As well, these officials must closely follow news about any anti-government movement and report it to the ministry. Third, they must try to persuade such movements to carry out their protests or other activities within their own provinces instead of mobilising to Bangkok.
The fourth point of Charupong's order is that provincial and district officials must evaluate the situation in their areas of responsibility and report it regularly.
He denied allegations that force would be used to stop people joining mass rallies that are being mobilised by anti-government groups.
Some of these groups are set to meet this week to plan a massive rally opposing the blanket amnesty bill, which they interpret as potentially benefiting fugitive former prime minister Thaksin Shinawatra.
A House of Representatives panel vetting the government's amnesty bill last Friday voted to rewrite a clause, as proposed by Prayuth Siripanich, committee member from the ruling Pheu Thai Party, to include as beneficiaries people facing legal action in cases stemming from post-coup investigations.
The original draft proposed by Pheu Thai MP Worachai Hema did not grant amnesty to people convicted in criminal cases aside from political protest and did not cover protest leaders or the people who ordered the bloody 2010 crackdown.
Charupong said the new version of the bill would comply with Article 30 of the Constitution that says all people are protected equally under the law.
Drafting a law granting amnesty selectively would therefore be illegal, he claimed.
Meanwhile, giving amnesty would bring reconciliation and allow the country to move forward, he said.
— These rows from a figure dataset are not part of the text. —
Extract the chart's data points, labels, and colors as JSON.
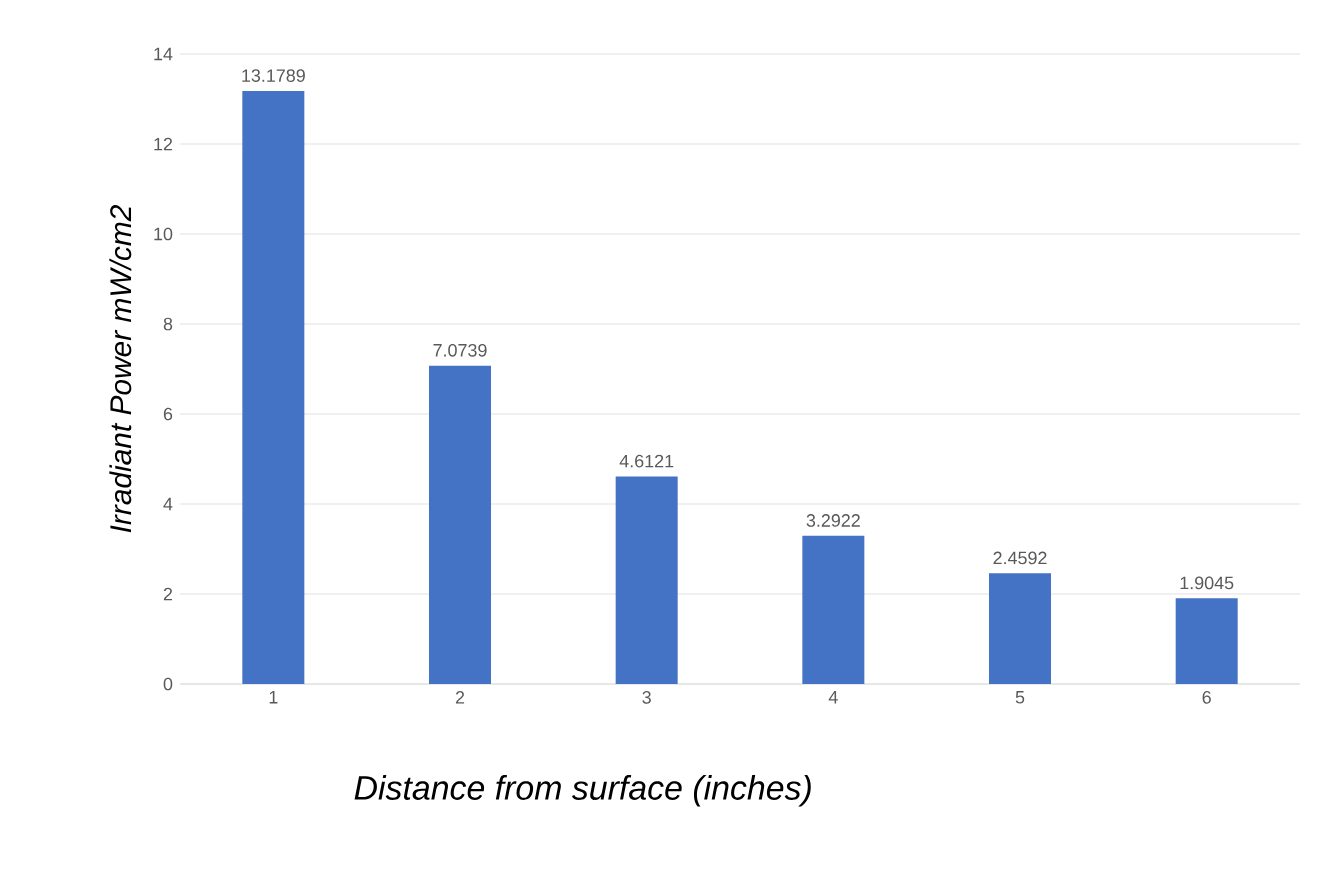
{
  "chart_data": {
    "type": "bar",
    "xlabel": "Distance from surface (inches)",
    "ylabel": "Irradiant Power mW/cm2",
    "categories": [
      "1",
      "2",
      "3",
      "4",
      "5",
      "6"
    ],
    "values": [
      13.1789,
      7.0739,
      4.6121,
      3.2922,
      2.4592,
      1.9045
    ],
    "color": "#4472c4",
    "ylim": [
      0,
      14
    ],
    "yticks": [
      0,
      2,
      4,
      6,
      8,
      10,
      12,
      14
    ],
    "grid": "y",
    "data_labels": true
  }
}
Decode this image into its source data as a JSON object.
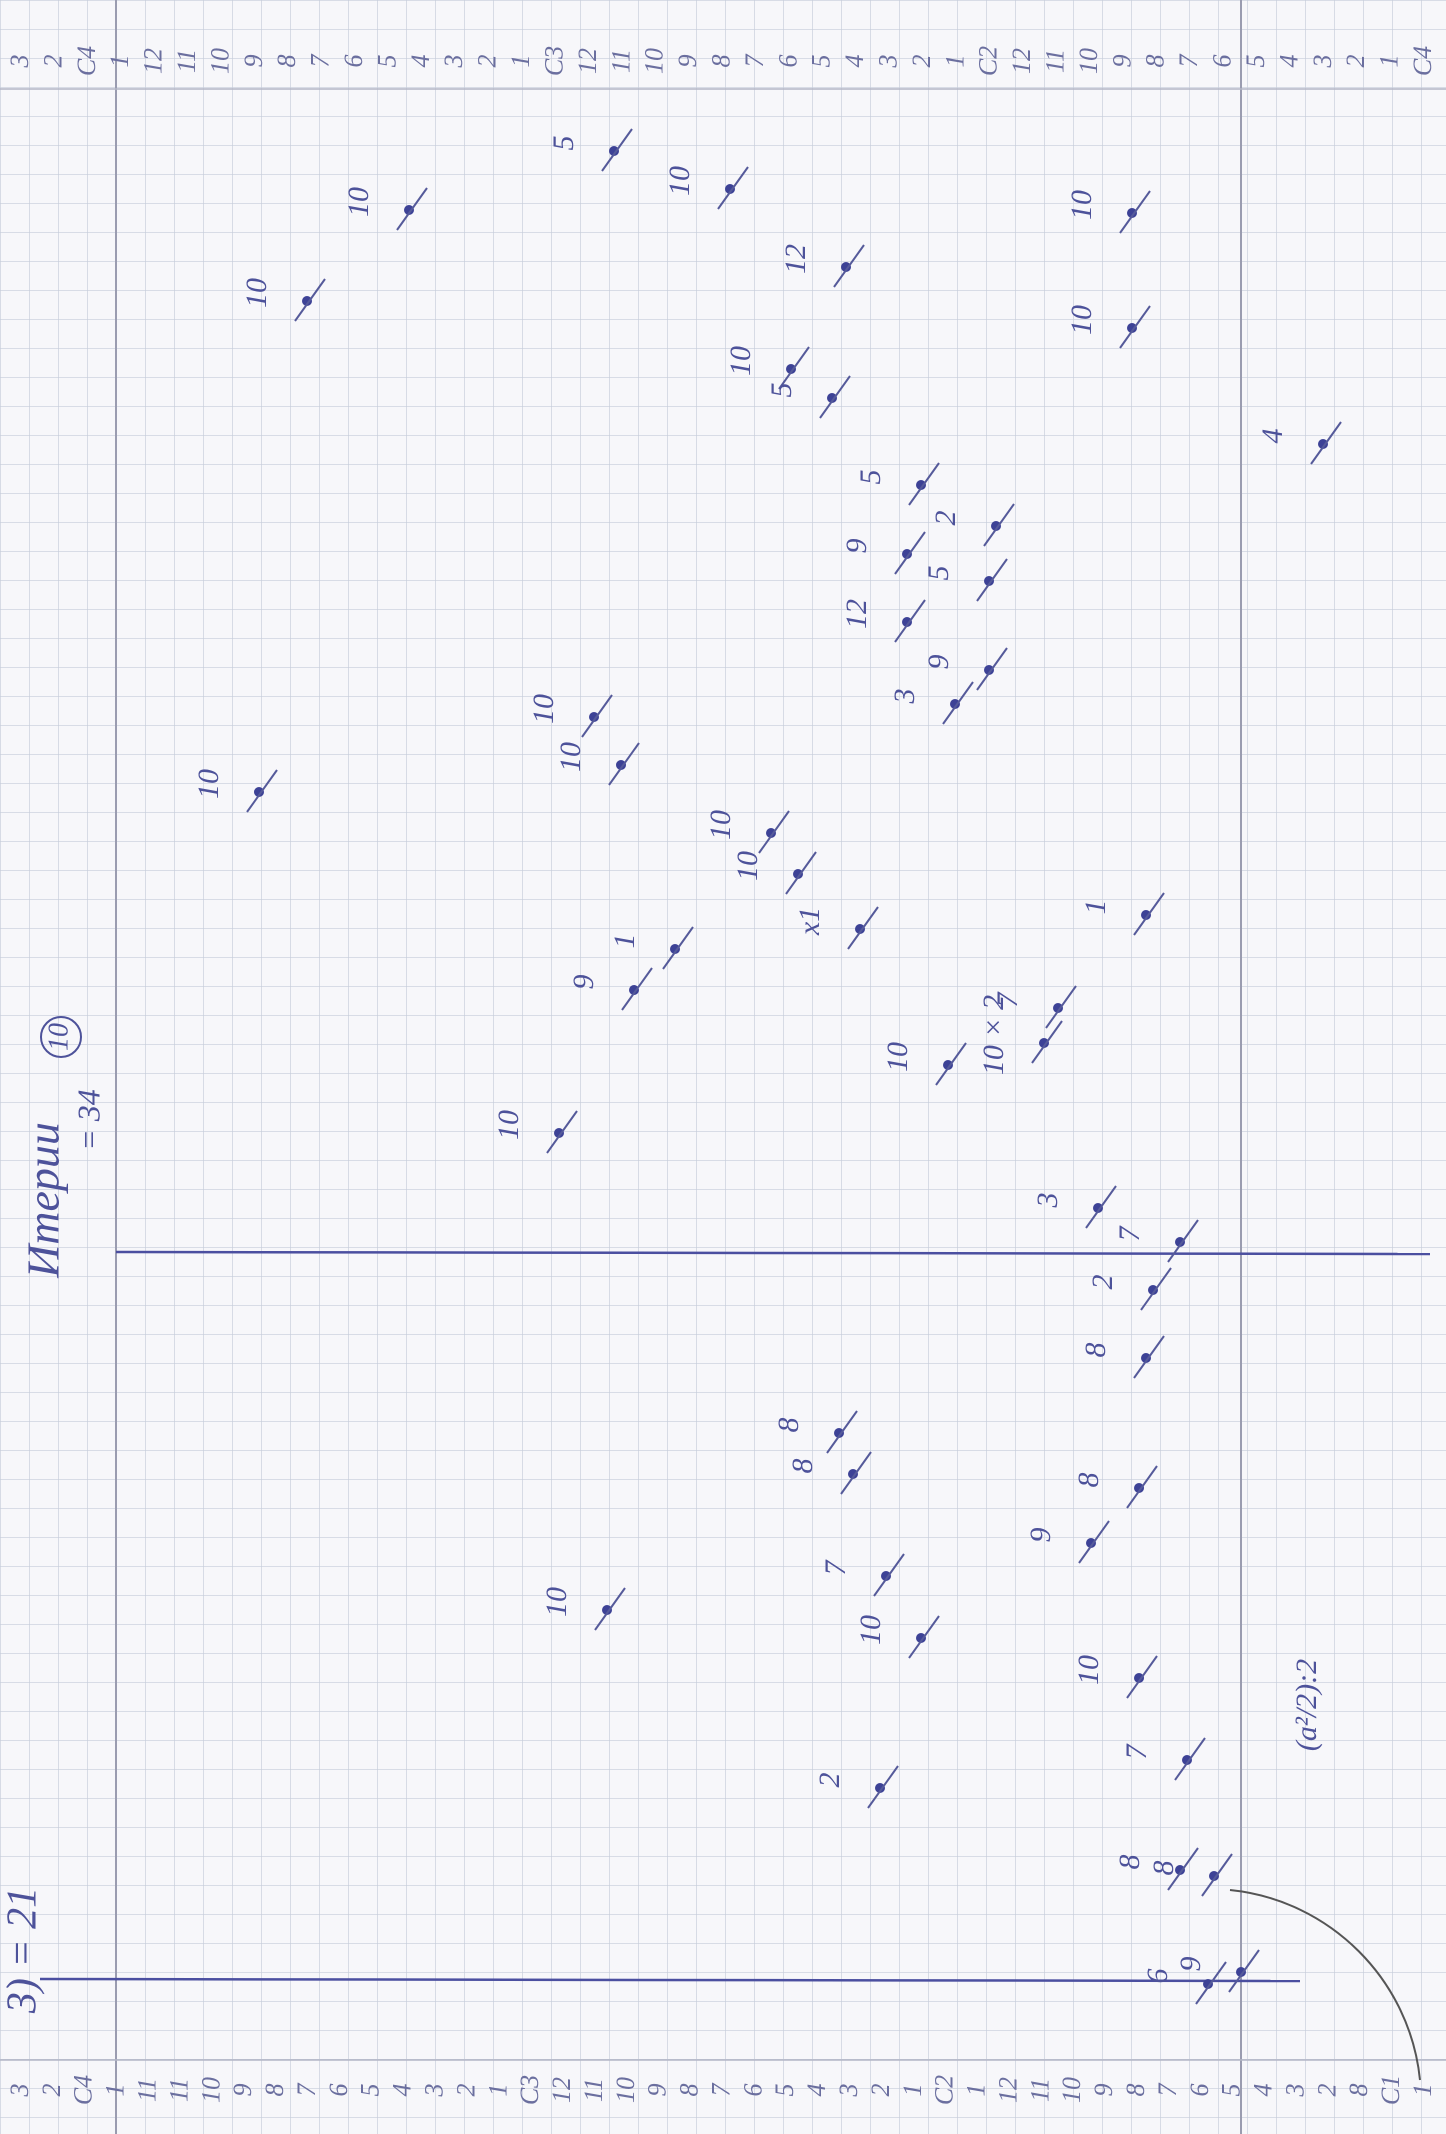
{
  "header": {
    "title": "Итерии",
    "count": "= 34",
    "circled": "10",
    "left_note": "3) = 21",
    "formula": "(a²/2):2"
  },
  "scale": {
    "top": [
      "3",
      "2",
      "C4",
      "1",
      "12",
      "11",
      "10",
      "9",
      "8",
      "7",
      "6",
      "5",
      "4",
      "3",
      "2",
      "1",
      "C3",
      "12",
      "11",
      "10",
      "9",
      "8",
      "7",
      "6",
      "5",
      "4",
      "3",
      "2",
      "1",
      "C2",
      "12",
      "11",
      "10",
      "9",
      "8",
      "7",
      "6",
      "5",
      "4",
      "3",
      "2",
      "1",
      "C4"
    ],
    "bottom": [
      "3",
      "2",
      "C4",
      "1",
      "11",
      "11",
      "10",
      "9",
      "8",
      "7",
      "6",
      "5",
      "4",
      "3",
      "2",
      "1",
      "C3",
      "12",
      "11",
      "10",
      "9",
      "8",
      "7",
      "6",
      "5",
      "4",
      "3",
      "2",
      "1",
      "C2",
      "1",
      "12",
      "11",
      "10",
      "9",
      "8",
      "7",
      "6",
      "5",
      "4",
      "3",
      "2",
      "8",
      "C1",
      "1"
    ]
  },
  "notes": [
    "10",
    "10",
    "5",
    "10",
    "12",
    "10",
    "10",
    "10",
    "5",
    "4",
    "5",
    "12",
    "9",
    "3",
    "9",
    "5",
    "2",
    "10",
    "10",
    "10",
    "10",
    "10",
    "x1",
    "9",
    "1",
    "1",
    "10",
    "10 × 2",
    "7",
    "10",
    "3",
    "7",
    "2",
    "8",
    "8",
    "8",
    "7",
    "10",
    "10",
    "8",
    "9",
    "10",
    "7",
    "2",
    "8",
    "8",
    "6",
    "9"
  ]
}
Asked to comment clearly on whether the new version of the bill would allow Thaksin to get his seized assets back, Charupong said the amnesty law had nothing to do with that.
Thaksin might ask the court to order the return his assets, but that would be a separate issue.
Democrat MP and legal expert Nipit Intarasombat said the new version of the bill would be against Article 309, the provision of the 2007 Constitution that protects the coup-makers from the consequences of their actions. Therefore, he claimed, it is the legitimate duty of the people to oppose the bill.
National Anti-Corruption Commission member Vicha Mahakhun said yesterday that passage of the new version of the bill would affect the NACC's investigation of the cases against Abhisit and his deputy Suthep Thaugsuban.
He said the principle of equality should not undermine principle of the rule of law, and no part of the Three Sovereign Powers - the administrative branch, the legislative branch and the judiciary branch - should interfere in the work of another part.
Meanwhile, Uthai Yodmanee, a leader of a rally by the Students' and People's Network for Thailand Reform at the Urupong intersection in Bangkok, said many groups had come out to join the gathering.